Rosemary Rayfuse of the University of New South Wales in Australia takes a different route to a similar outcome. “An equitable and fair solution,” she writes in a 2013 anthology documenting a Columbia University conference on Threatened Island Nations, “would be the recognition in international law of a new category of State, ‘the deterritorialized state.’” Rayfuse argues that the creation of such a category would enable island nations—even if they lost their land—to keep both their nationhood and their maritime zones, despite not having a piece of land to call home. Remarkably, such a landless state does exist today. The Knights of Malta (not to be confused with the country of Malta) are a 900-year-old lay Catholic order who today have no land, but do have a nonvoting seat at the United Nations. Their example, Rayfuse suggests, provides a seamless way to incorporate submerged nations into the international community.
The main hitch to both of these plans—frozen baselines and deterritorialized states—is that they depend on international legislation, which is notoriously slow and unwieldy. The UN Law of the Sea’s amendment procedure, for instance, has never been used. Nor does it help that the island nations have little geopolitical clout. Rayfuse noted in 2013 that “freezing baselines does not appear to be high on the international agenda at the moment.”
There’s a final strategy for these island nations to be able to keep their maritime zones, a strategy that doesn’t depend on sea walls or international legislation. Rayfuse called it “the most straightforward and appealing solution” to the maritime zone dilemma. If each island nation can find a friendly neighboring nation willing to sell it some territory, it can move to that territory and continue to operate its preexisting maritime zones, so long as any part of the island is still above water. Kiribati’s president announced earlier this year that at Fiji’s invitation, his country had purchased land from the Anglican Church on Fiji’s second-largest island as part of an effort to migrate with dignity.
A major catch with this strategy is that few countries are willing to swallow whole another country, and those that are often want something for themselves out of the deal.

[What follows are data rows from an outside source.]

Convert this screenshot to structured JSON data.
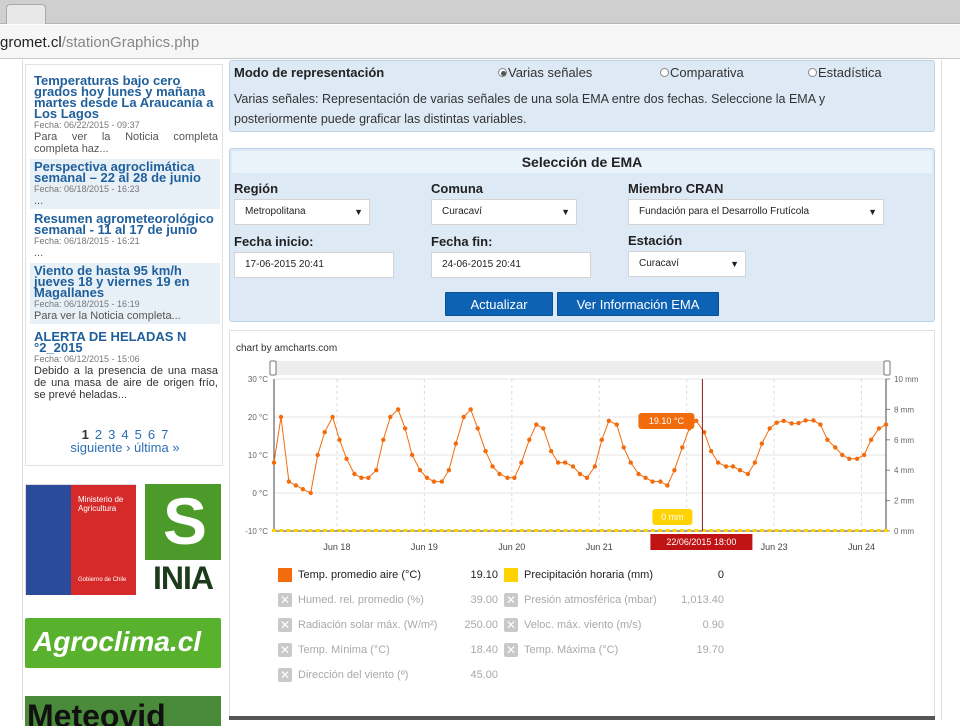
{
  "browser": {
    "url_host": "grom et.cl",
    "url_host_shown": "gromet.cl",
    "url_path": "/stationGraphics.php"
  },
  "news": [
    {
      "title": "Temperaturas bajo cero grados hoy lunes y mañana martes desde La Araucanía a Los Lagos",
      "date": "Fecha: 06/22/2015 - 09:37",
      "body": "Para ver la Noticia completa completa haz..."
    },
    {
      "title": "Perspectiva agroclimática semanal – 22 al 28 de junio",
      "date": "Fecha: 06/18/2015 - 16:23",
      "body": "..."
    },
    {
      "title": "Resumen agrometeorológico semanal - 11 al 17 de junio",
      "date": "Fecha: 06/18/2015 - 16:21",
      "body": "..."
    },
    {
      "title": "Viento de hasta 95 km/h jueves 18 y viernes 19 en Magallanes",
      "date": "Fecha: 06/18/2015 - 16:19",
      "body": "Para ver la Noticia completa..."
    },
    {
      "title": "ALERTA DE HELADAS N °2_2015",
      "date": "Fecha: 06/12/2015 - 15:06",
      "body": "Debido a la presencia de una masa de una masa de aire de origen frío, se prevé heladas..."
    }
  ],
  "pager": {
    "pages": [
      "1",
      "2",
      "3",
      "4",
      "5",
      "6",
      "7"
    ],
    "current": "1",
    "next": "siguiente ›",
    "last": "última »"
  },
  "logos": {
    "ministerio_l1": "Ministerio de",
    "ministerio_l2": "Agricultura",
    "gobierno": "Gobierno de Chile",
    "inia": "INIA",
    "agroclima": "Agroclima.cl",
    "meteovid": "Meteovid"
  },
  "modo": {
    "label": "Modo de representación",
    "options": [
      {
        "label": "Varias señales",
        "selected": true
      },
      {
        "label": "Comparativa",
        "selected": false
      },
      {
        "label": "Estadística",
        "selected": false
      }
    ],
    "description": "Varias señales: Representación de varias señales de una sola EMA entre dos fechas. Seleccione la EMA y posteriormente puede graficar las distintas variables."
  },
  "seleccion": {
    "title": "Selección de EMA",
    "region_label": "Región",
    "region_value": "Metropolitana",
    "comuna_label": "Comuna",
    "comuna_value": "Curacaví",
    "miembro_label": "Miembro CRAN",
    "miembro_value": "Fundación para el Desarrollo Frutícola",
    "fecha_inicio_label": "Fecha inicio:",
    "fecha_inicio_value": "17-06-2015 20:41",
    "fecha_fin_label": "Fecha fin:",
    "fecha_fin_value": "24-06-2015 20:41",
    "estacion_label": "Estación",
    "estacion_value": "Curacaví",
    "btn_actualizar": "Actualizar",
    "btn_info": "Ver Información EMA"
  },
  "chart_credit": "chart by amcharts.com",
  "chart_data": {
    "type": "line",
    "x_tick_labels": [
      "Jun 18",
      "Jun 19",
      "Jun 20",
      "Jun 21",
      "Jun 22",
      "Jun 23",
      "Jun 24"
    ],
    "y_left": {
      "ticks": [
        "30 °C",
        "20 °C",
        "10 °C",
        "0 °C",
        "-10 °C"
      ],
      "range": [
        -10,
        30
      ]
    },
    "y_right": {
      "ticks": [
        "10 mm",
        "8 mm",
        "6 mm",
        "4 mm",
        "2 mm",
        "0 mm"
      ],
      "range": [
        0,
        10
      ]
    },
    "cursor_label": "22/06/2015 18:00",
    "balloon_temp": "19.10 °C",
    "balloon_precip": "0 mm",
    "series": [
      {
        "name": "Temp. promedio aire (°C)",
        "color": "#f26b0c",
        "x_days": [
          0.0,
          0.08,
          0.17,
          0.25,
          0.33,
          0.42,
          0.5,
          0.58,
          0.67,
          0.75,
          0.83,
          0.92,
          1.0,
          1.08,
          1.17,
          1.25,
          1.33,
          1.42,
          1.5,
          1.58,
          1.67,
          1.75,
          1.83,
          1.92,
          2.0,
          2.08,
          2.17,
          2.25,
          2.33,
          2.42,
          2.5,
          2.58,
          2.67,
          2.75,
          2.83,
          2.92,
          3.0,
          3.08,
          3.17,
          3.25,
          3.33,
          3.42,
          3.5,
          3.58,
          3.67,
          3.75,
          3.83,
          3.92,
          4.0,
          4.08,
          4.17,
          4.25,
          4.33,
          4.42,
          4.5,
          4.58,
          4.67,
          4.75,
          4.83,
          4.92,
          5.0,
          5.08,
          5.17,
          5.25,
          5.33,
          5.42,
          5.5,
          5.58,
          5.67,
          5.75,
          5.83,
          5.92,
          6.0,
          6.08,
          6.17,
          6.25,
          6.33,
          6.42,
          6.5,
          6.58,
          6.67,
          6.75,
          6.83,
          6.92,
          7.0
        ],
        "values": [
          8,
          20,
          3,
          2,
          1,
          0,
          10,
          16,
          20,
          14,
          9,
          5,
          4,
          4,
          6,
          14,
          20,
          22,
          17,
          10,
          6,
          4,
          3,
          3,
          6,
          13,
          20,
          22,
          17,
          11,
          7,
          5,
          4,
          4,
          8,
          14,
          18,
          17,
          11,
          8,
          8,
          7,
          5,
          4,
          7,
          14,
          19,
          18,
          12,
          8,
          5,
          4,
          3,
          3,
          2,
          6,
          12,
          17,
          19,
          16,
          11,
          8,
          7,
          7,
          6,
          5,
          8,
          13,
          17,
          18.5,
          19,
          18.3,
          18.4,
          19.1,
          19.1,
          18,
          14,
          12,
          10,
          9,
          9,
          10,
          14,
          17,
          18
        ]
      },
      {
        "name": "Precipitación horaria (mm)",
        "color": "#ffd200",
        "value": "0"
      }
    ]
  },
  "legend": [
    {
      "name": "Temp. promedio aire (°C)",
      "value": "19.10",
      "color": "#f26b0c",
      "on": true
    },
    {
      "name": "Precipitación horaria (mm)",
      "value": "0",
      "color": "#ffd200",
      "on": true
    },
    {
      "name": "Humed. rel. promedio (%)",
      "value": "39.00",
      "on": false
    },
    {
      "name": "Presión atmosférica (mbar)",
      "value": "1,013.40",
      "on": false
    },
    {
      "name": "Radiación solar máx. (W/m²)",
      "value": "250.00",
      "on": false
    },
    {
      "name": "Veloc. máx. viento (m/s)",
      "value": "0.90",
      "on": false
    },
    {
      "name": "Temp. Mínima (°C)",
      "value": "18.40",
      "on": false
    },
    {
      "name": "Temp. Máxima (°C)",
      "value": "19.70",
      "on": false
    },
    {
      "name": "Dirección del viento (º)",
      "value": "45.00",
      "on": false
    }
  ]
}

In 2001, when Tuvalu approached Australia and New Zealand for some land, Australia rejected the deal out of hand. New Zealand agreed to host only those Tuvaluans who were under 45, spoke English, and had a job offer in New Zealand—requirements that excluded approximately 9,000 of the 11,000-person country. Even Kiribati’s recent land deal has come under suspicion; Atlantic reporter Christopher Pala visited the plot of Fijian land that Kiribati bought for $8.7 million, and found that the land was too small to feed or house Kiribati’s population, and that in fact, the land was already inhabited.
If they cannot find deals on better terms, these island nations may have to merge with neighboring nations, using their valuable maritime rights as a bargaining chip. In effect, it would be a flat-out trade: asylum for control of the maritime zones.
These strategies—redefining “natural,” freezing maritime zones, creating deterritorialized states—amounts to a kind of thought experiment, a radical tweak to our idea of how fixed nations are and should be.